In his own hilarious way Bernard Brown, the Philadelphia trucking magnate who owned the Blazers, was an exemplary WHA first-year owner. "The first time Brown met with our general manager," says Lacroix, "he said he wanted all of the players to report for work at nine in the morning and stay until five each night. He expected us to practice for a while, work around the building for a bit, then practice some more. All he knew was that his truck drivers worked from nine to five, and he couldn't understand why he was paying us all that money to work for two or three hours a day."
When Brown, who also had Derek Sanderson under contract for $2.7 million, lost interest in that sort of goldbricking after the 1972-73 season, he sold his team to buyers in Vancouver. Lacroix, however, became a free agent because of a clause in all his contracts that permits him to refuse to play for a Canadian team. The agreement, he says, is strictly for business convenience. At any rate, instead of going to Vancouver, Lacroix was on his way to the New York Raiders, who became the New York Golden Blades while Lacroix was en route.
The gold paint was barely dry on the blades of the Blades' skates when it became apparent there was going to be trouble. Playing in Madison Square Garden was one of the league's big goals, but when it finally happened it was a colossal bummer. "You could hear people talking all the way across the arena," recalls Suzanne Lacroix. "The Garden was great, but 4,000 people in a building that seats 17,500 was depressing."
Meanwhile, Lacroix had signed a new five-year contract with the Golden Blades, purchased a new home in West Orange, N.J. and begun filling it with furniture.
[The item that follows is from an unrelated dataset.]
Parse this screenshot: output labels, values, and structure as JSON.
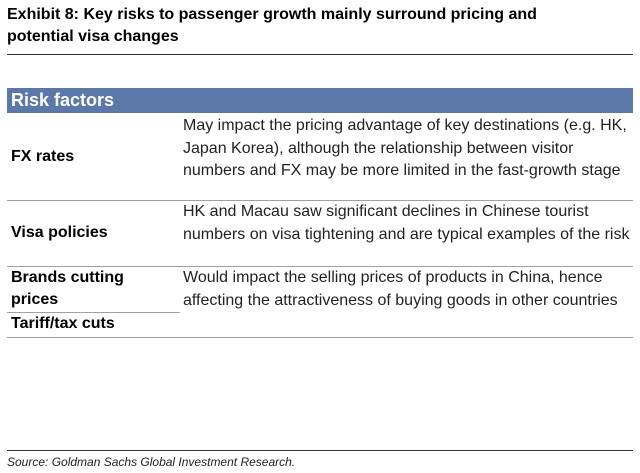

By October the team was in bankruptcy court, and Lacroix had his new house up for sale.
The league abruptly moved the Golden Blades to the Philadelphia suburb of Cherry Hill, N.J., called them the New Jersey Knights and asked the players if they would use their own sticks and whatever equipment they could scrounge up until the cash-flow problems eased up. None of the Blades' uniforms, pads or sticks could be moved down from New York without running the risk of having the Knights' gate receipts, such as they were, attached by creditors. "And we were the first big league team New Jersey had ever had," says Suzanne. "At least we called ourselves big league."
"There was no dressing room in the Cherry Hill arena big enough for the visiting teams to use," recalls Lacroix, "so they had to dress at their hotels when they played us. To see Bobby Hull and Gordie Howe climbing off a bus, in the snow, with all their equipment on, made you feel 25 years behind the times."
Which, as it turned out, was right about where the New Jersey Knights were. They finished 32 games out of first place that 1973-74 season, and by the opening of the following season the team had been moved again, this time to San Diego. By the end of the Mariners'—and Lacroix'—second season, in 1976, owner Joe Schwartz was unable to meet the team payroll. For the final month of the schedule and throughout the Avco Cup playoffs the San Diego players competed without pay. "During the off-season, the league had to make up one schedule with San Diego in, one with San Diego out," says Lacroix. "No one knew if there would be a San Diego for the 1976-77 season."